それは、やつにとって真琴のいじめは『お遊び』だったんだろうということ。恨みがあったわけでも嫌っていたわけでもない。ただ遊んだだけ。「暇だから」、「憂さ晴らしに」、「何となく」。そんなクソみたいな理由でいじめてたんだろう。
……上等だ。そっちがそういう態度を取るなら、こっちだってそうしてやるさ。
「(お前らの人生を______生徒会の『お遊び』で壊してやる)」
◆ ◆ ◆
「…………」
少年は先程までの出来事を思い出しながら歩いていた。後ろを振り向くがそこそこ歩いた為、自分に相当の怒りを向けていた彼女の姿は見えなくなっていた。
_____しかし。
「……ふふ。美琴さん、すごく怒ってたな」
彼女の表情を思い出して笑みを浮かべる林道。
学年が上がってからというもの……いや、厳密に言うと真琴が自殺未遂をしてからというもの、美琴と接触する機会は全く無かった。無理矢理機会を作ろうと思えば作れたが、林道はそれを望んでいなかった。
彼が求めるのはあくまで偶然という名の運命だけ。必然や絶対といったものは要らない。何もかも思い通りにして生きてきた彼にとって『決まったこと』などつまらないだけ。

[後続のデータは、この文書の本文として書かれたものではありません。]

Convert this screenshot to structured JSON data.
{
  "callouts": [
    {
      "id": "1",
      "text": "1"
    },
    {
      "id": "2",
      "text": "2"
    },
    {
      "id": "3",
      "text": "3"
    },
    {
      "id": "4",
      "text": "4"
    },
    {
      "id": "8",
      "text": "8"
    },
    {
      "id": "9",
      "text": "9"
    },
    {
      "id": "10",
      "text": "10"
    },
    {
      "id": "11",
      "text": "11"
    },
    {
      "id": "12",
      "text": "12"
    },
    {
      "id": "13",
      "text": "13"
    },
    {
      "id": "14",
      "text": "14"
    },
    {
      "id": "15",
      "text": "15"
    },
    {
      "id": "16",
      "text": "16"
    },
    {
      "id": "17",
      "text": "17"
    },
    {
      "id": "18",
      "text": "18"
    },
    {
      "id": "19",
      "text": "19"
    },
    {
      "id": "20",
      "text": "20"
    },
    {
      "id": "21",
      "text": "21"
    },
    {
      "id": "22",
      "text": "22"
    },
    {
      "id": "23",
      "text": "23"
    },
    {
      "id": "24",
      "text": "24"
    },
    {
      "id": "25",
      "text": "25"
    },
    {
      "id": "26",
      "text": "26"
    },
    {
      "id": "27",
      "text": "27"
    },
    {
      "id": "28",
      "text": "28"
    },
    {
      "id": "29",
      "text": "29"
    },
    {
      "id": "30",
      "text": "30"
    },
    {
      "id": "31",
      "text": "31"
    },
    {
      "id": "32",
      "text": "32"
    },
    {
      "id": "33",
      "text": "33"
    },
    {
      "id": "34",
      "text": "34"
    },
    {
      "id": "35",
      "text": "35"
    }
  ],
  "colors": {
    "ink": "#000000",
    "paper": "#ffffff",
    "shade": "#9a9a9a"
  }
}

だからこそ、美琴ともできるだけ『偶然』出会えるようにしていたのだ。
「あんな顔が見れるなら、真琴を追い詰めた甲斐があったというものだ」
篠崎真琴。己の欲の為に利用されてしまった可哀想で哀れな少年。自分さえいなければ幸せな人生を送れていただろうに、とまるで他人事のように林道は彼を哀れんだ。
「それにしても……橘、か。美琴さん、何をするつもりなんだろう」
自分の知っている彼女の名前と男が呼んでいた名前が一致しないことに疑問を抱く。決して自分が勘違いしているわけでも間違えて覚えたわけでもない。林道は、美琴が高校で偽名を使っていることをすぐに察した。その行為の意味を考える。
……だが、すぐにそれを止めた。
「まあ、何でもいいか。いずれは分かることだ。」
林道はいつもより楽しそうな笑みを浮かべ、高鳴る胸を押さえながら帰路へと着いた_____。